Having mixed modes (online, mailed and telephone) for survey completion and sending reminders were important for increasing participation among a diverse population. Surprisingly, most respondents preferred to complete the survey manually rather than electronically, which may reflect demographic and rural disparities in internet use. Use of postal reminders increased response rates considerably. Comparison of early versus late respondents can inform future survey recruitment strategies, with consideration of possible incentives or complimentary approaches to increase participation of underrepresented groups.
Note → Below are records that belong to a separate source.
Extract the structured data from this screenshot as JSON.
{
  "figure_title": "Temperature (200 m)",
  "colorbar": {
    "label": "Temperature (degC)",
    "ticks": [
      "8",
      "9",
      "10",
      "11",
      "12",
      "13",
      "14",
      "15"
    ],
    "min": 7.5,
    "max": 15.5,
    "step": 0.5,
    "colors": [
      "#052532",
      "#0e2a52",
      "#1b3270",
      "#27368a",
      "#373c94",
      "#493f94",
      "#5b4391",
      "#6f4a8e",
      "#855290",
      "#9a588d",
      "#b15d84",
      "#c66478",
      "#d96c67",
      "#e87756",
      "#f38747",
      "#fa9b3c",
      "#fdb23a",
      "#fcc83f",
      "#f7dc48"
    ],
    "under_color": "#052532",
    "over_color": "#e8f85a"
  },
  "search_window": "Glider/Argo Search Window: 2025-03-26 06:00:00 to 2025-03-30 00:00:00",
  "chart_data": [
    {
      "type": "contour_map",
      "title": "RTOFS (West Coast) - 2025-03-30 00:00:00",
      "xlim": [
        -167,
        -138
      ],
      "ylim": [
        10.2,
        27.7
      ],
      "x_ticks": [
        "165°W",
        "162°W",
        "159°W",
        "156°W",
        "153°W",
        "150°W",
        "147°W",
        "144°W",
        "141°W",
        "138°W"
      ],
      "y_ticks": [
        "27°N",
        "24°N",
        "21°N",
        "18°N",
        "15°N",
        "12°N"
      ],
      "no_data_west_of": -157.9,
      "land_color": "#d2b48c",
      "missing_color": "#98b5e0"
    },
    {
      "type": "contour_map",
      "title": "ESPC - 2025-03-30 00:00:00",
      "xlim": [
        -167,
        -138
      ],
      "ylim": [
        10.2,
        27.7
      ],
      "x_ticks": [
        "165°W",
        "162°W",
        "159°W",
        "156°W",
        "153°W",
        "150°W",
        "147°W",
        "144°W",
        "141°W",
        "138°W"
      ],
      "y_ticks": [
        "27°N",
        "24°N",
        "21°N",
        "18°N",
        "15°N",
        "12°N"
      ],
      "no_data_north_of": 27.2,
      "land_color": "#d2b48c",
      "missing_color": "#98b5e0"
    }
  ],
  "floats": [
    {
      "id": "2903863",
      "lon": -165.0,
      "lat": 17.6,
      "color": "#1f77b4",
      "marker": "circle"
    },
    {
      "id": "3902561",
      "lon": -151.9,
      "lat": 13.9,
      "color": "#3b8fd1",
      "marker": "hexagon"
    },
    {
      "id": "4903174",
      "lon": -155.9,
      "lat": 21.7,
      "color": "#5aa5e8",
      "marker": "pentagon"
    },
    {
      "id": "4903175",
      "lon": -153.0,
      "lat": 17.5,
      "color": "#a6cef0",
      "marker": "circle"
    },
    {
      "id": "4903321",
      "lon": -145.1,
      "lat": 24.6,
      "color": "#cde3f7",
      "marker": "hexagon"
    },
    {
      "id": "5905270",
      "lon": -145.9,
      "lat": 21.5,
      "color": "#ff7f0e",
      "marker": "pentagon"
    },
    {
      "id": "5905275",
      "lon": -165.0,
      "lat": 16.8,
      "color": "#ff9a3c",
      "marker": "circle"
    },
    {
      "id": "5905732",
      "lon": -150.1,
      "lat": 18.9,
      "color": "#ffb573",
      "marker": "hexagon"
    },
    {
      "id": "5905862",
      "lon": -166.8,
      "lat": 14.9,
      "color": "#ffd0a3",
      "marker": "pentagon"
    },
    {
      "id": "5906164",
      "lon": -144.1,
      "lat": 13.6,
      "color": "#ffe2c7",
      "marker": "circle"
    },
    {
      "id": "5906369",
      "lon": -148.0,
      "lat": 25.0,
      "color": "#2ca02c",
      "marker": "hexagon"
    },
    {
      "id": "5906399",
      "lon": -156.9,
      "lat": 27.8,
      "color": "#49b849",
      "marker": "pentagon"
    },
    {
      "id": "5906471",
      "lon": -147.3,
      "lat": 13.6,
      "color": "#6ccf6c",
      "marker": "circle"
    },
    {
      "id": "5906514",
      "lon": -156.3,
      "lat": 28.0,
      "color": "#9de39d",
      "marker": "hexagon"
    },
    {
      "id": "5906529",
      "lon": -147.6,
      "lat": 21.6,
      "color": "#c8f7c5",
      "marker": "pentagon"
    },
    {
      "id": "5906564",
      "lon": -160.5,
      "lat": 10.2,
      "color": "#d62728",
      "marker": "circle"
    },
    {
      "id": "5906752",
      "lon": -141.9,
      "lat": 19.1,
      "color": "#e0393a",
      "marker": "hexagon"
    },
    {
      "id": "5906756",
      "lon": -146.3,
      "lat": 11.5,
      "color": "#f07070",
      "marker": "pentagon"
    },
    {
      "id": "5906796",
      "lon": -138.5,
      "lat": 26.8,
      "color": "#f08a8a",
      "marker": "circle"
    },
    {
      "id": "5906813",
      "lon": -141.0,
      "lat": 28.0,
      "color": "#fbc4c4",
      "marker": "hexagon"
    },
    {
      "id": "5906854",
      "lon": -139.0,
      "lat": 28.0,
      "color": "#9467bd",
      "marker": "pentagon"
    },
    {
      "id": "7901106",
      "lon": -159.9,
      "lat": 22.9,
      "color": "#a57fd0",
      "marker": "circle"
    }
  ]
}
This study is not without some limitations, requiring more intensive resources and access to specialised expertise for data-linkage by a respected third-party under strict data governance. It also does not have full national coverage, with Western Australia (11% of population) not participating. Organisational and administrative changes at the SCI Unit in Western Australia (one of the five Australian states with specialised SCI services) during the time when the Aus-InSCI survey was being implemented lead to that state not participating in this first survey, although they intend to participate in the next survey. In addition, our Aus-InSCI sample comprised a majority of traumatic cases, which may reflect the data sources whereby a large number of patients with non-traumatic injuries do not reach specialised SCI care, potentially limiting representativeness and generalisability of results to non-traumatic SCI population. This possible bias can be mitigated in a future survey by linking to data captured in the national rehabilitation medicine integrated outcomes centre.

The possibility of lifespan reduction among some subgroups of people with SCI, such as tetraplegia, could give rise to survivorship bias, which cannot be distinguished using the currently available cross-sectional data. While Aboriginal and Torres Strait Islander background was specifically collected, information about ancestry and cultural background was not otherwise included in favour of questions about other key sociodemographic and socioeconomic characteristics, which are among the most robust determinants of disparities in health outcomes. The systematic collection of core sociodemographic and injury-related variables among eligible non-participants is a clear strength of the study, however, could not extend to collection of in-depth information about living arrangements, partnership status or specific post-SCI issues, such as presence of cognitive impairment or neuropsychological disorders. The self-report nature of information collected in this study could also be prone to reporting bias.

Foremost amongst challenges with data acquisition were differences in the extent and accuracy of data available from diverse health and consumer association sources, with missing or alternative items, different coding with mismatches and problems mapping data between sources, and loss or reduction of information during data harmonisation. Strategies to reduce the unique data disparities between organisations include quality improvement processes, review and standardisation of coding practices, integrating these data into existing operational data flows, building or upgrading information management systems and interoperability between different systems, and staff training. Use of a ‘hierarchy of accuracy’ is helpful when judging data that is conflicting. Oversampling is a strategy that may be used to increase coverage of smaller groups. Finally, for the consumer organisations that did not participate, review of data access processes and protections will help to build trust in data custodians about sharing and releasing data.

Conclusion

The Aus-InSCI Community Survey represents the largest survey of community-dwelling people with SCI (by a factor of about four, n = 1579 versus n = 443) ever conducted in Australia. Based on the ICF model, it covers a very broad range of issues and measures related to self-reported health, functioning, social inclusion, economic participation, support needs and quality of life for people with SCI living in Australia; providing a baseline for future comparison within Australia, as well as the opportunity for international benchmarking. This paper provides a potential model for future development of a ‘virtual quasi-data registry’ for research in uncommon conditions, such as SCI.